紅葉が迎えの車を呼ぶといってやってきた車は○ールス○イスだった。その時点で嫌な予感はしていたが、窓の外を見ているとどんどん丘に登っていった。
(俺は今日死ぬかもしれない)
蜂に関して非がないとはいえ、こんな立派な豪邸の息子さんの性別が安定しないのは自分のせいです、なんて、ご両親に刺されるのではないだろうか。いや、損害賠償として金銭を要求されるのではないだろうか。
松寿が通された豪華な部屋で怯えて小さくなっていると、扉が開いて年配の男女が入ってきた。
「紅葉ちゃん!どうしたの?男の子のお友達を連れてくるなんて!」
「しかもイケメンじゃないか!使用人たちが浮足立っていたよ」
絵に書いたような紳士と淑女が紅葉に話しかけている。彼らが両親なのだろう。あまりに見慣れない人種に、松寿は映画を見ているような気分になった。

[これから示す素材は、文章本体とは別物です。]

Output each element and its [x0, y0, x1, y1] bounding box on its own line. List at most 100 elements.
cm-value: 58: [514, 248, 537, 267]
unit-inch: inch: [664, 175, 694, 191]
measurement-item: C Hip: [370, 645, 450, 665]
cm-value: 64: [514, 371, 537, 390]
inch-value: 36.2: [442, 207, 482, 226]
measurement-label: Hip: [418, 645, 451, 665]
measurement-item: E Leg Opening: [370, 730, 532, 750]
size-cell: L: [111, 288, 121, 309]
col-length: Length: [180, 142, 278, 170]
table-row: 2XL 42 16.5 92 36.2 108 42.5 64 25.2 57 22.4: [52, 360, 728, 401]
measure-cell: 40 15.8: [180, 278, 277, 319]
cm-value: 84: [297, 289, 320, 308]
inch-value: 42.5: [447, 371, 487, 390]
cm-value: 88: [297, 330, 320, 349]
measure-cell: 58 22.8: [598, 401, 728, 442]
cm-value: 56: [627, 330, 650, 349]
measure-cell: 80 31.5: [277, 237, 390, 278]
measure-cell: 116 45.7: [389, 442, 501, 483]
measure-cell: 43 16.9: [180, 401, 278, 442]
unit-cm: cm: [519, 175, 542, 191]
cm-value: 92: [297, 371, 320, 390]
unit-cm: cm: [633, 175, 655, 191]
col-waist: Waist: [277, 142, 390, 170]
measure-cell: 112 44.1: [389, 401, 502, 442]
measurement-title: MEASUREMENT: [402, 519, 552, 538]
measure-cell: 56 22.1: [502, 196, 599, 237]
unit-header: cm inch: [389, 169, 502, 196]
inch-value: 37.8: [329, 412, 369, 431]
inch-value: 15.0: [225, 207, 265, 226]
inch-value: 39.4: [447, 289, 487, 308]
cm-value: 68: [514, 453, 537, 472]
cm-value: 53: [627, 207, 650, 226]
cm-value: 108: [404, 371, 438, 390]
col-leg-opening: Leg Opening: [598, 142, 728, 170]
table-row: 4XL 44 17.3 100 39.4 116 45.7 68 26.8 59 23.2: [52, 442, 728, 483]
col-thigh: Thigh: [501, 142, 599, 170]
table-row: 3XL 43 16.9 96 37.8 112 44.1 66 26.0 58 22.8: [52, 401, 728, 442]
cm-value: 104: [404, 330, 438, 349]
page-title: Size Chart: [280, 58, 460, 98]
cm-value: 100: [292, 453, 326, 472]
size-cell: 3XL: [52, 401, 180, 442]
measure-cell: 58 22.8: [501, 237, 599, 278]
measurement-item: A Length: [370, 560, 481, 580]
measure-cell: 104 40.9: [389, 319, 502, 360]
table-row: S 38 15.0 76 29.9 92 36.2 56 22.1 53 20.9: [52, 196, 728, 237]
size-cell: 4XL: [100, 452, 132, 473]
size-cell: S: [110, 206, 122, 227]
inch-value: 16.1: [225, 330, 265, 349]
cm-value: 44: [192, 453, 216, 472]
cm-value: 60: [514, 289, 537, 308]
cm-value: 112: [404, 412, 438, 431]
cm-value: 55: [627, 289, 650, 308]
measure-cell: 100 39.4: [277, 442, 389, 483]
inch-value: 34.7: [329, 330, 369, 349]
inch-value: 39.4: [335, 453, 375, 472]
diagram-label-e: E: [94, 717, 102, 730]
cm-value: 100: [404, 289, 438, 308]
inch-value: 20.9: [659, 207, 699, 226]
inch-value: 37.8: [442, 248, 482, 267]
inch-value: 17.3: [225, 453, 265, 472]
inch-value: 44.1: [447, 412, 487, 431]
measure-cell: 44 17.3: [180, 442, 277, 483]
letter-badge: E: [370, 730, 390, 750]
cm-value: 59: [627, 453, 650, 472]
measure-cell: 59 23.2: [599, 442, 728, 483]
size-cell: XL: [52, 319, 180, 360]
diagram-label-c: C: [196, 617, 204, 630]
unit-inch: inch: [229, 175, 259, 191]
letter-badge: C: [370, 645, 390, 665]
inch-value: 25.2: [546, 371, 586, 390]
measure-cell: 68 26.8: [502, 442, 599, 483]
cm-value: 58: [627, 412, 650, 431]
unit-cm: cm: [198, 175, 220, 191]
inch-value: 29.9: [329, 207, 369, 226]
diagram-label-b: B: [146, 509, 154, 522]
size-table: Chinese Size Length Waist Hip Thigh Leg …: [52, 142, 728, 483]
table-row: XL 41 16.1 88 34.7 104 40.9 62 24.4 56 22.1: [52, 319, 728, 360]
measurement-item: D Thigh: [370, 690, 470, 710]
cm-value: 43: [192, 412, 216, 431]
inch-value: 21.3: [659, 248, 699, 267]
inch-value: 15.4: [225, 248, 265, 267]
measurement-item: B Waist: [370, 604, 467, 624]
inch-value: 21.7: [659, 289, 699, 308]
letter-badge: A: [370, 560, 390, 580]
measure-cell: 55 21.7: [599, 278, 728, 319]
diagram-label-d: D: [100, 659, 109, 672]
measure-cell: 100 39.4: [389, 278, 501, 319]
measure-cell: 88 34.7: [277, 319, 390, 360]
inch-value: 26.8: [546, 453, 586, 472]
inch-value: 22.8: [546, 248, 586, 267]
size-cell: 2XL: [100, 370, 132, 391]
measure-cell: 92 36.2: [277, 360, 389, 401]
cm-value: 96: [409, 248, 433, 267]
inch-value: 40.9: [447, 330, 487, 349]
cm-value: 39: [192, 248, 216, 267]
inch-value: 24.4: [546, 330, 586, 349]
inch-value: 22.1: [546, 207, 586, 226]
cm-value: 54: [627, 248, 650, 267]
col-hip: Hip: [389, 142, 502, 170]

「あの、お父様とお母様に、お伝えしたいことが…私、女の子になってしまいました」
紅葉の言葉に、紳士と淑女の笑顔が凍りついた。
「お、女の子とは…それはなにかね?そこの彼とそういう関係になって、メス落ちして女の子になったとかいうそういう」
「違います違います!物理的な女の子です!ほら、佐々木、もっと具体的に説明して差し上げて」
松寿は慌てて否定した。紳士は般若のような笑顔を貼り付けて松寿を見ている。紳士からメス落ちなんて言葉が出るとは思わなかったが、とんでもない勘違いをしているようだ。紅葉に説明を促した。